“C’est la première fois que tu vois la neige“ “J’en ai vu une fois à la télé.” M. et E. allaient toucher la neige, leur première fois… Après un an de trajet migratoire, de fuite, d’exil, d’horreur.
Car qui peut encore ignorer cette sombre réalité qui s’étale tous les jours devant nos yeux, dans nos médias, tel un cycle macabre d’une humanité niée. Et que nous accueillons, nous, travailleurs sociaux. Pour la première fois aussi depuis la Seconde Guerre mondiale, l’Europe est confrontée à sa plus grande crise migratoire. Ah ça, il y a du monde au portillon de notre forteresse autour de laquelle on dresse les barbelés ! Selon Michel Agier, anthropologue, 17 millions de personnes vivraient aujourd’hui dans des camps, et au moins 6 millions dans des camps officiels. Le réseau Migreurop, lui, comptabilise plus de 400 camps au sein de l’Union européenne, et le nombre de places aurait bondi de 32 000 à 47 000 en quatre ans, femmes, hommes et enfants entassés, prêts à risquer leur vie de surnuméraires indésirables. Car il s’agit bien de ça, du principe d’excès d’une population “en trop”, comme le scandent les manifestants antimigrants. Ces “surnuméraires”, par ailleurs, nous amènent à penser l’échec de nos Etats nations qui, par une extrême violence, tiennent à l’écart une grande partie de la population et pose ainsi la question, toujours selon Michel Agier, de l’“encampement” du monde.

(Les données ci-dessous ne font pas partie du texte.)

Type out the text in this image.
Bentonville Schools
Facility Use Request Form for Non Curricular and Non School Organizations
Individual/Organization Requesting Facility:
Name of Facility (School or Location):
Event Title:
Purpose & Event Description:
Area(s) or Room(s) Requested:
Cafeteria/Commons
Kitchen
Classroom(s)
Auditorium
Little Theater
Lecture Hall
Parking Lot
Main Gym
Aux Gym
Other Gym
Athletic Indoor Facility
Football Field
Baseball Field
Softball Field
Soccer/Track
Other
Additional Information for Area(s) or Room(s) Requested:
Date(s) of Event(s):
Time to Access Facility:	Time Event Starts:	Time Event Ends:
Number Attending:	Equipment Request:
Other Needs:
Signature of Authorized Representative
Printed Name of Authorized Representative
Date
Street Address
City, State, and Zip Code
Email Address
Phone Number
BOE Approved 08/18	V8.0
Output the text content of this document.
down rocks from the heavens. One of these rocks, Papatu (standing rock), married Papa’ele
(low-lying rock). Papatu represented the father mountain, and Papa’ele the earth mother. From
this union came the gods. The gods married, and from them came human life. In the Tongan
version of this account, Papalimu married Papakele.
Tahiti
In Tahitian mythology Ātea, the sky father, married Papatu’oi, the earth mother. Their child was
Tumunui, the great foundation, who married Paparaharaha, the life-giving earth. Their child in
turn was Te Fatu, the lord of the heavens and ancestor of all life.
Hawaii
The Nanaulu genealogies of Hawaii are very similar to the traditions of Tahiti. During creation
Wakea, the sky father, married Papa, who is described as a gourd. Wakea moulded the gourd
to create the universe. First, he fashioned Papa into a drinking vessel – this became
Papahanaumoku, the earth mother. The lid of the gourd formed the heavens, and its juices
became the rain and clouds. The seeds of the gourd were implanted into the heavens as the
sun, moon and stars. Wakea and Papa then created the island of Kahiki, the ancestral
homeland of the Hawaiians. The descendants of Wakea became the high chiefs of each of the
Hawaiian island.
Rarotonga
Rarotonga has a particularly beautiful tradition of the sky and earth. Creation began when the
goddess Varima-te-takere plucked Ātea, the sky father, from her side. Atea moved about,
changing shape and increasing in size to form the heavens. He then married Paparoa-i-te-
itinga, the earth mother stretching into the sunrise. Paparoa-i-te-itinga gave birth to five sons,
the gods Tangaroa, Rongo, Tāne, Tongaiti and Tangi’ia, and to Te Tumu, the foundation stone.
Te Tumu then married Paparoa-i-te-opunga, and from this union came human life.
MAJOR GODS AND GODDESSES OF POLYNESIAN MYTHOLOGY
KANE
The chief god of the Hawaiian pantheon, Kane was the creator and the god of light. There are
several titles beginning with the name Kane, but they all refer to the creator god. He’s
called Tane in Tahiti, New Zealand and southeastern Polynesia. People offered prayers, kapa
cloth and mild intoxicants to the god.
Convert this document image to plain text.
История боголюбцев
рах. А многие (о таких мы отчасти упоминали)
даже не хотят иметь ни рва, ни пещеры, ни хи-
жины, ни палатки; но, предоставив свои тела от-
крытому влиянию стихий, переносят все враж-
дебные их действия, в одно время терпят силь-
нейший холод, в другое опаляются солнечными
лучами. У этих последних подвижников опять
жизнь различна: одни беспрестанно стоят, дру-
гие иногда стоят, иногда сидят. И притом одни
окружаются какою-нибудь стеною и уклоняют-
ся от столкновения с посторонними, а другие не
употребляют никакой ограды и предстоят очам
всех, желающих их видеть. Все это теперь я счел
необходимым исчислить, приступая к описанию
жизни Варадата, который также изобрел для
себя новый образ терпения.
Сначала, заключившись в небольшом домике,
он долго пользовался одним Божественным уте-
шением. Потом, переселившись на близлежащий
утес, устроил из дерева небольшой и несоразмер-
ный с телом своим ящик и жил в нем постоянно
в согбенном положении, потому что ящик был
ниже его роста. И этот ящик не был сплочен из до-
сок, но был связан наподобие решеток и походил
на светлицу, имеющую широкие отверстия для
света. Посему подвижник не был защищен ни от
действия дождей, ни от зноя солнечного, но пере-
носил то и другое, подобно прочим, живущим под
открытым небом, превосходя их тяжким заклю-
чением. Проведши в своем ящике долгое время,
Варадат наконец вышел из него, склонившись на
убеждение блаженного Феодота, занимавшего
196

Oui, nous sommes dans l’incapacité d’anticiper la mobilité des flux migratoires, conséquence de nos politiques ultralibérales. On veut bien semer la misère mais pas question d’en récolter les fruits ! De manière prégnante, accepter la mobilité des “autres” est, nous le constatons, de plus en plus difficile. Et ces derniers temps, sur fond de discours xénophobes, la vie de ces “autres” n’a semble-t-il pas la même valeur que nos nationaux “authentiques”. En fait, il s’agit bien d’évoquer ici la peur de l’autre qu’éprouvent certaines personnes avant même de les connaître, ces “étranges étrangers”. Des réactions bien instrumentées par nos politiques réactionnaires. Il n’est que de voir fleurir dans notre pays des manifestations d’extrême droite, révélant ainsi le clivage actuel dans lequel nous vivons. Les personnes exilées, rappelons-le, sont contraintes de quitter leur sol, traitées comme indésirables socialement et enfermées de Lesbos à Calais. Avant, pour certaines – dont des mineurs –, de trouver refuge au sein de la protection de l’enfance.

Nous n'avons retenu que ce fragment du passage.